The Justice denied the motion for new trial holding that while the jurors should avoid even private evaluations of the evidence during trial which might lead them to premature tentative conclusions which later testimony would rebut, such discussions are not ipso facto misconduct. Higgins v. Dean Gas Engine & Foundry Co., 140 Ky. 44, 130 S.W. 800 (1910). We agree. The conversation, it should be noted, was between two jurors only and not between a juror and a witness, or a lawyer, or any other person. Such conduct will not warrant a new trial unless the substantive rights of the complaining party were prejudiced. Furthermore, the danger that an expression of a tentative conclusion might lead the juror to a stubborn disregard of subsequent testimony in opposition to that position appears to be dispelled hereby the fact that the verdicts demonstrate that each juror did come to reverse part of his earlier stated opinion.

In any event, the Defendants’ complaint came too late. Although the person who overheard the jurors’ conservation on the third day of the trial brought it to the attention of the Defendants’ attorneys immediately, it was not until the following day when the jury had heard further testimony, the attorneys’ arguments and the Court’s charge and had retired to deliberate that the Defendants’ attorneys informed the Justice of the claimed misconduct. Counsel then filed formal motions which the Justice later acted upon following the jury verdicts of guilty.

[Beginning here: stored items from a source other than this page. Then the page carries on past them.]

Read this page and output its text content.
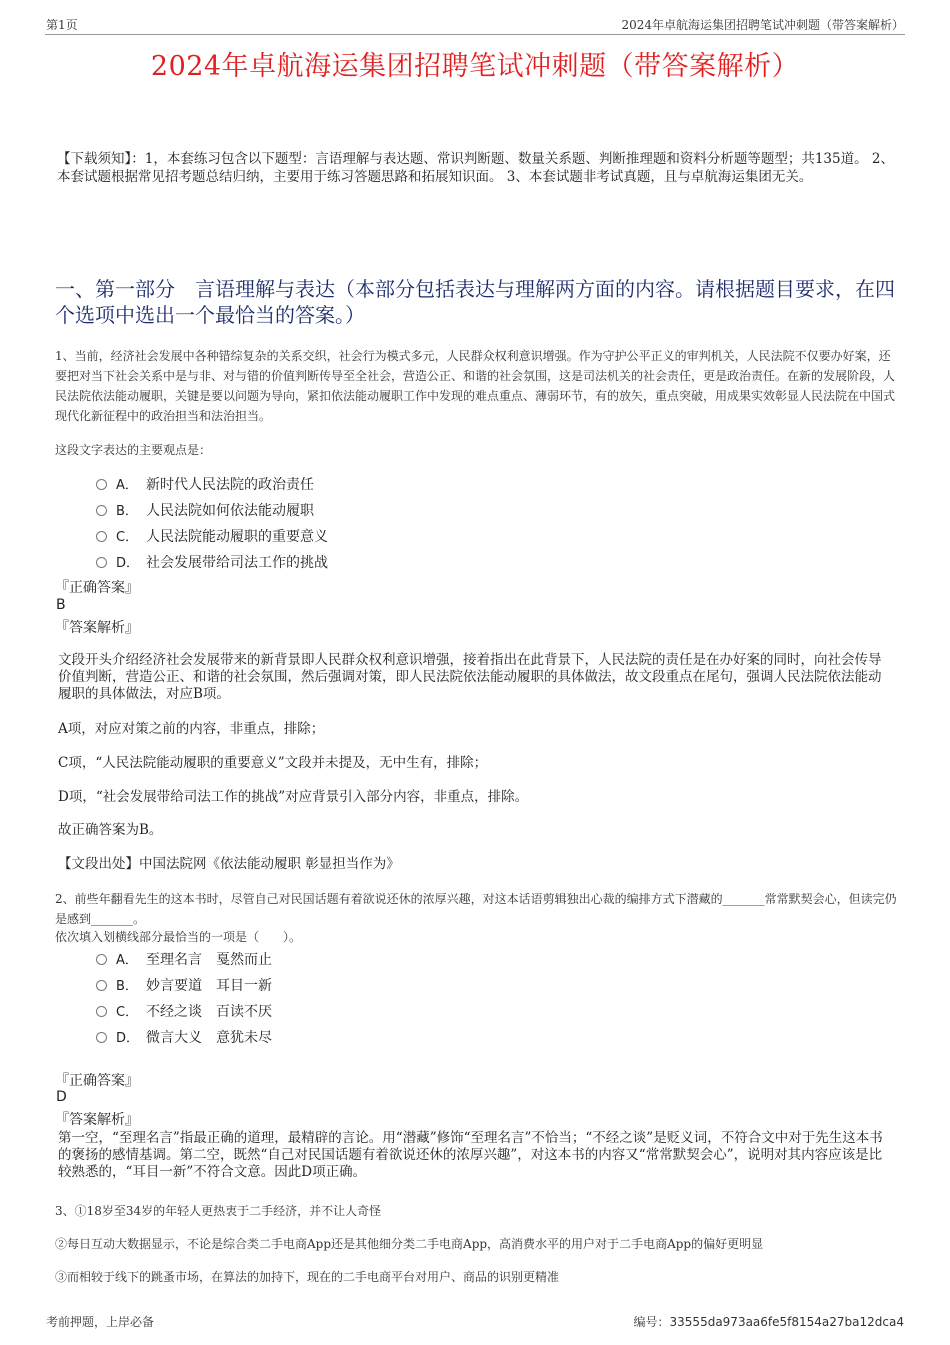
第1页	2024年卓航海运集团招聘笔试冲刺题（带答案解析）
2024年卓航海运集团招聘笔试冲刺题（带答案解析）
【下载须知】：1，本套练习包含以下题型：言语理解与表达题、常识判断题、数量关系题、判断推理题和资料分析题等题型；共135道。 2、本套试题根据常见招考题总结归纳，主要用于练习答题思路和拓展知识面。 3、本套试题非考试真题，且与卓航海运集团无关。
一、第一部分　言语理解与表达（本部分包括表达与理解两方面的内容。请根据题目要求，在四个选项中选出一个最恰当的答案。）
1、当前，经济社会发展中各种错综复杂的关系交织，社会行为模式多元，人民群众权利意识增强。作为守护公平正义的审判机关，人民法院不仅要办好案，还要把对当下社会关系中是与非、对与错的价值判断传导至全社会，营造公正、和谐的社会氛围，这是司法机关的社会责任，更是政治责任。在新的发展阶段，人民法院依法能动履职，关键是要以问题为导向，紧扣依法能动履职工作中发现的难点重点、薄弱环节，有的放矢，重点突破，用成果实效彰显人民法院在中国式现代化新征程中的政治担当和法治担当。
这段文字表达的主要观点是：
A． 新时代人民法院的政治责任
B． 人民法院如何依法能动履职
C． 人民法院能动履职的重要意义
D． 社会发展带给司法工作的挑战
『正确答案』
B
『答案解析』
文段开头介绍经济社会发展带来的新背景即人民群众权利意识增强，接着指出在此背景下，人民法院的责任是在办好案的同时，向社会传导价值判断，营造公正、和谐的社会氛围，然后强调对策，即人民法院依法能动履职的具体做法，故文段重点在尾句，强调人民法院依法能动履职的具体做法，对应B项。
A项，对应对策之前的内容，非重点，排除；
C项，“人民法院能动履职的重要意义”文段并未提及，无中生有，排除；
D项，“社会发展带给司法工作的挑战”对应背景引入部分内容，非重点，排除。
故正确答案为B。
【文段出处】中国法院网《依法能动履职 彰显担当作为》
2、前些年翻看先生的这本书时，尽管自己对民国话题有着欲说还休的浓厚兴趣，对这本话语剪辑独出心裁的编排方式下潜藏的_______常常默契会心，但读完仍是感到_______。
依次填入划横线部分最恰当的一项是（　　）。
A． 至理名言　戛然而止
B． 妙言要道　耳目一新
C． 不经之谈　百读不厌
D． 微言大义　意犹未尽
『正确答案』
D
『答案解析』
第一空，“至理名言”指最正确的道理，最精辟的言论。用“潜藏”修饰“至理名言”不恰当；“不经之谈”是贬义词，不符合文中对于先生这本书的褒扬的感情基调。第二空，既然“自己对民国话题有着欲说还休的浓厚兴趣”，对这本书的内容又“常常默契会心”，说明对其内容应该是比较熟悉的，“耳目一新”不符合文意。因此D项正确。
3、①18岁至34岁的年轻人更热衷于二手经济，并不让人奇怪
②每日互动大数据显示，不论是综合类二手电商App还是其他细分类二手电商App，高消费水平的用户对于二手电商App的偏好更明显
③而相较于线下的跳蚤市场，在算法的加持下，现在的二手电商平台对用户、商品的识别更精准
考前押题，上岸必备	编号：33555da973aa6fe5f8154a27ba12dca4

If the Defendants felt danger of prejudice from the jurors’ conversation, it was counsels’ duty to have brought the matter to the Court’s attention immediately so that the Court might have given a curative or cautionary instruction. A party feeling himself prejudiced by misconduct may not remain silent through the remainder of his trial, depriving the Court of possible opportunity to correct any error, in order that his choice whether or not to claim right to a new trial may rest upon his last minute evaluation of his chances of success in the present trial. McGuffie v. Hooper, 122 Me. 118, 119 A. 111 (1922); Belcher v. Estes, 99 Me. 314, 59 A. 439 (1904).

Appeals denied.

All Justices concurring.

POMEROY and WERNICK, JJ., did not sit.